ISHS: Medico australiano promuove il servizio sanitario del Califfato

Raqqa – Lo Stato Islamico ha da poco diffuso sul web un video che promuove la nascita del nuovo servizio sanitario del Califfato in Siria, battezzato come ISHS (Is Health Service).

L’ISIS LANCIA L’ISHS CON UNO SPOT IDILLIACO - Il filmato integrale dura circa quindici minuti e ha lo scopo di dimostrare come l’Isis abbia fornito delle infrastrutture ospedaliere e dei servizi sanitari di alto livello alla popolazione entrata a far parte dello Stato Islamico dopo le conquiste territoriali jihadiste. Il video è stato girato ad Al-Raqqa - cittadina siriana divenuta uno dei centri operativi del Califfato – e attesterebbe la presenza di un servizio ospedaliero efficiente e all’avanguardia nel cuore dei territori ribattezzati dall’Isis.

Guardando il video promozionale dell’Is l’ospedale di Al-Raqqa farebbe invidia a molti centri occidentali per le sue infrastrutture all’avanguardia (dailymail.co.uk)

UN MEDICO AUSTRALIANO NELLA PROPAGANDA DELL’IS - Nel filmato è possibile identificare un medico australiano che sostiene la propaganda per la sponsorizzazione del servizio sanitario del Califfato. Il dottore parla con un accento che sembrerebbe australiano e dichiara di chiamarsi Abu Yusuf e di aver deciso di arruolarsi negli uomini di Al Baghdadi per curare i combattenti e salvaguardare la salute del popolo jihadista.

SPOT PER ATTIRARE NUOVI MEDICI - Il tentativo del filmato propagandistico è di fornire un’immagine idilliaca dei centri ospedalieri che vivono sotto il controllo del Califfato, anche al fine di invogliare nuovi medici occidentali a sostenere la causa dello Stato Islamico. Secondo alcune testimonianze, il video sarebbe più che truccato e assolutamente lontano dalla realtà.

Il medico australiano promuove il nuovo servizio sanitario del Califfato anche se, secondo alcune fonti, il video promozionale non rispecchierebbe la realtà dei centri ospedalieri siriani (dailymail.co.uk)

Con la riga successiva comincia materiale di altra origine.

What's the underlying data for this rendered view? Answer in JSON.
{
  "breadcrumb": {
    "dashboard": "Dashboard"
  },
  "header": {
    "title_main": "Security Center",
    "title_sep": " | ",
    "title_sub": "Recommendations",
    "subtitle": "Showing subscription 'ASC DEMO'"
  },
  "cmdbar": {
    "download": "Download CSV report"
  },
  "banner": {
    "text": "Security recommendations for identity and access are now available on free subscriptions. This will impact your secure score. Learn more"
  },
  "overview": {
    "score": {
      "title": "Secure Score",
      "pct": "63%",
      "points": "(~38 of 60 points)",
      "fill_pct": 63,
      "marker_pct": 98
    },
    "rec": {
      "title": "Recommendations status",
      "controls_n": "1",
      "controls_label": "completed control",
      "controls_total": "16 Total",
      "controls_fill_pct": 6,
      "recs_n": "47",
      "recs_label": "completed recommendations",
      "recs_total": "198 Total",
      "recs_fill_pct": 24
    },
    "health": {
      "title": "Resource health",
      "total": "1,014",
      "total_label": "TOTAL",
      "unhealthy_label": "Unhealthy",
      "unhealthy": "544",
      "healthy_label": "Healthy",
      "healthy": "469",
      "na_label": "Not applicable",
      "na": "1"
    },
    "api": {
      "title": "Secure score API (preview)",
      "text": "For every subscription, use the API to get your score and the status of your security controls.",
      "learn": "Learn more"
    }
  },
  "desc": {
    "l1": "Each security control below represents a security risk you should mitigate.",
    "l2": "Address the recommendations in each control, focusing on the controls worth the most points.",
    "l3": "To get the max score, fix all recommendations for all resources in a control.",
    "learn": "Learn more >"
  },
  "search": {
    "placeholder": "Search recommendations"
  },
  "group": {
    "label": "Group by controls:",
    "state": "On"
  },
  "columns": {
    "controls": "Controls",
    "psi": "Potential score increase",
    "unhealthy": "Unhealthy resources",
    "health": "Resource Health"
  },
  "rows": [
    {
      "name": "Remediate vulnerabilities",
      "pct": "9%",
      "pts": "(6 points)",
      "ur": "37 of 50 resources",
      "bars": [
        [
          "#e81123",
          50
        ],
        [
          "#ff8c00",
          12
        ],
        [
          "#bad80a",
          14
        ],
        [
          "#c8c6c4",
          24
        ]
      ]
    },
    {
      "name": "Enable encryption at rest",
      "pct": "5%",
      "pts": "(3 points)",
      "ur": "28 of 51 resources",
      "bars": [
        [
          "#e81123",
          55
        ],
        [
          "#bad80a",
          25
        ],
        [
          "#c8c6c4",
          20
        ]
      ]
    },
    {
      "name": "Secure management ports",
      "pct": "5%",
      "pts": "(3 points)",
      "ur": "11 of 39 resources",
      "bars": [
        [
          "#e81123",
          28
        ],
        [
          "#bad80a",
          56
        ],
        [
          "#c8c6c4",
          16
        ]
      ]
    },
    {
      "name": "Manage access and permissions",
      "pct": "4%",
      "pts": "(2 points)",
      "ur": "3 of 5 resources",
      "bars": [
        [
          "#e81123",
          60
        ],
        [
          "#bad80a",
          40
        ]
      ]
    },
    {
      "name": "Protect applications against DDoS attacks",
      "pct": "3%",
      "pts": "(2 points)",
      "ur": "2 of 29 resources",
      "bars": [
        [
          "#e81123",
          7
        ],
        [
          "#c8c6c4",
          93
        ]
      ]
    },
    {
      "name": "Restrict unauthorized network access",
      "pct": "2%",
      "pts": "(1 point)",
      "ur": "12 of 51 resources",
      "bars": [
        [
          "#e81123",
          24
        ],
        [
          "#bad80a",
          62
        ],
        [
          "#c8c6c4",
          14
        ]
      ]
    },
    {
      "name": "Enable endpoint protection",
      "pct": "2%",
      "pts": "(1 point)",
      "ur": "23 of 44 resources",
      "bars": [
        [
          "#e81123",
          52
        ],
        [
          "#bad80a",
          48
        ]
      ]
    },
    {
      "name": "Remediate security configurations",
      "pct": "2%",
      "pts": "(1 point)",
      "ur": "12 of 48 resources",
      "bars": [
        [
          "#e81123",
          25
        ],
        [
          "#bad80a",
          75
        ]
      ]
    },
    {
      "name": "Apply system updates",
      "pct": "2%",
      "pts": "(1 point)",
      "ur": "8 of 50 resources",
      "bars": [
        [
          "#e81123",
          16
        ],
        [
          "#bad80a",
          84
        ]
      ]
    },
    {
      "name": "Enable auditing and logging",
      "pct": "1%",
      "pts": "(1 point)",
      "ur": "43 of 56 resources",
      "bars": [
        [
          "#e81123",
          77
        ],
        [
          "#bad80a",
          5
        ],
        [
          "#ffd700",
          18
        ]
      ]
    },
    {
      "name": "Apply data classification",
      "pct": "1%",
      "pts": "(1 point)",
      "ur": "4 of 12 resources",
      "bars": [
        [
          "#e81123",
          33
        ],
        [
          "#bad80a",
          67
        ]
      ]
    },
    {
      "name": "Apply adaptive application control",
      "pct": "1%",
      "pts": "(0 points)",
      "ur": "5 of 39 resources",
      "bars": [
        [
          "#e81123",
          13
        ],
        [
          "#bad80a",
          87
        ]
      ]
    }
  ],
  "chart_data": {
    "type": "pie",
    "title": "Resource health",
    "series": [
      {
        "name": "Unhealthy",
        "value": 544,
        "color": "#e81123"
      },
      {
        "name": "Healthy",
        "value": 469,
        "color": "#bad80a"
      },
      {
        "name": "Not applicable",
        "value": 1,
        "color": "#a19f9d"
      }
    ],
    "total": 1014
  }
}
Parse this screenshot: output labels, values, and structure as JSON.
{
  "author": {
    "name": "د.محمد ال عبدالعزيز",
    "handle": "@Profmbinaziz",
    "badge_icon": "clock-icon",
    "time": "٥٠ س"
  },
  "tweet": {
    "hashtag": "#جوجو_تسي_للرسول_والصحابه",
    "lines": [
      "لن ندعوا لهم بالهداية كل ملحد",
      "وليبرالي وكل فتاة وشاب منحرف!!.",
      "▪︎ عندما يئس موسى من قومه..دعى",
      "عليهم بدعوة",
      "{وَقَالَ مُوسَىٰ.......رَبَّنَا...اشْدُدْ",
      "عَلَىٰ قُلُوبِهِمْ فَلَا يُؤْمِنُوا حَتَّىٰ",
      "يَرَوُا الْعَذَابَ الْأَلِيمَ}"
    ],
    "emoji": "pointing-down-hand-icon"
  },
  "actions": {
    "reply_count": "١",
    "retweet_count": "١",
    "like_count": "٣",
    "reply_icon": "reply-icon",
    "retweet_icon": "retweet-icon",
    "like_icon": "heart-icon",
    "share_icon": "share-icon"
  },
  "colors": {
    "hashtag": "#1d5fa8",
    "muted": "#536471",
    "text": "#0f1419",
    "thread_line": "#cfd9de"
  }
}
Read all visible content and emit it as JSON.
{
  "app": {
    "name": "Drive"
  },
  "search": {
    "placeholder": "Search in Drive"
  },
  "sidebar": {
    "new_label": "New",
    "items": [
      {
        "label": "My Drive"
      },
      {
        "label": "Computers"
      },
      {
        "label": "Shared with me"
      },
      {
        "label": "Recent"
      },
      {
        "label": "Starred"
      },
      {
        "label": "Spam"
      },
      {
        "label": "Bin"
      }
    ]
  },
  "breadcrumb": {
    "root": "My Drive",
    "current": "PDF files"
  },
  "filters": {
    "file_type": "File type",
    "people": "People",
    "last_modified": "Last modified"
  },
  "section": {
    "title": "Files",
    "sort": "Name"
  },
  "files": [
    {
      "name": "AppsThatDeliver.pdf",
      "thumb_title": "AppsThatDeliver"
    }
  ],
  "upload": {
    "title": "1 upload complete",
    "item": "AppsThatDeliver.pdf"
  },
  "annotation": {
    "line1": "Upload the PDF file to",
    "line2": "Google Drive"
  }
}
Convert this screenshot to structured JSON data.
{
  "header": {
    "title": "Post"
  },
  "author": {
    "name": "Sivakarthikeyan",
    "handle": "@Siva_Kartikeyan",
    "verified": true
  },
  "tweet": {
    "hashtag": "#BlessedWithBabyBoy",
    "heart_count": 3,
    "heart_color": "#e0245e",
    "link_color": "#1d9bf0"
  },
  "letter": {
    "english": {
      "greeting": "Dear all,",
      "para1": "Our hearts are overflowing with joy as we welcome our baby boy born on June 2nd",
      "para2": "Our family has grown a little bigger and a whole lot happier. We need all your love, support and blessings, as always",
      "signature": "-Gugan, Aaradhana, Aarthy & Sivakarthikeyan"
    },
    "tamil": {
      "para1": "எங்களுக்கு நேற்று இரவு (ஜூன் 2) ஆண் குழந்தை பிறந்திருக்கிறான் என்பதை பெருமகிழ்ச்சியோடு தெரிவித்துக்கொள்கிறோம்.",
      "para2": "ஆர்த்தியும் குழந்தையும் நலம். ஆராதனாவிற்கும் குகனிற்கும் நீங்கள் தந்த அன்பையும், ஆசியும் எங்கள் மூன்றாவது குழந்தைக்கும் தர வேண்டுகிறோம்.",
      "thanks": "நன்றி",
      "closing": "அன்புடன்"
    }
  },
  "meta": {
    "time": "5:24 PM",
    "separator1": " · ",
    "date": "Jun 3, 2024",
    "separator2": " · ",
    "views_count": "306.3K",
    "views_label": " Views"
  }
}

LA REALE SITUAZIONE IN SIRIA - In centri urbani come Mosul e Al-Raqqa mancano servizi basilari come la luce e la connessione a internet e i prezzi degli alimenti sono insostenibili per la popolazione. Inoltre, le donne difficilmente possono lavorare come medici nei centri ospedalieri e ricevono, per questo motivo, meno cure rispetto agli uomini. Nella città di Tabqa i dentisti non possono infatti curare le donne anche nel caso in cui queste siano accompagnate dal marito.

OSPEDALI CHIUSI ALLE DONNE - A causa della poca presenza di medici di sesso femminile e dell’impossibilità, per gli uomini, di curare le pazienti, molte donne non posso usufruire de servizi offerti dal sistema sanitario del Califfato. Secondo altre fonti poco verificate, le donne sarebbero addirittura utilizzate come distributori di sangue per i combattenti feriti, mentre molti bambini sarebbero stati introdotti nel mercato nero degli organi.

IL DISCORSO DEL MEDICO AUSTRALIANO - Il medico australiano dell’ISHS lancia un messaggio forte e chiaro ai suoi colleghi europei e statunitensi, sostenendo che i dottori e infermieri musulmani ancora residenti in Occidente dovrebbero accorrere in Siria per curare il popolo dell’Isis che necessita di personale qualificato. Secondo quanto sostenuto dal dottore australiano, quindi, nell’ospedale di Al-Raqqa mancherebbero solo i medici, perché le infrastrutture e i servizi presenti nel centro sarebbero all’avanguardia.

UNA TATTICA NORMALIZZANTE - Alla luce nel filmato a favore dell’ISHS, la nuova propaganda dell’Isis starebbe cambiando tattica: all’Occidente non si richiedono più militanti ma figure professionali di spicco, allontanando lo sguardo dalla barbarie della guerra in favore di immagini normalizzanti e poco aggressive.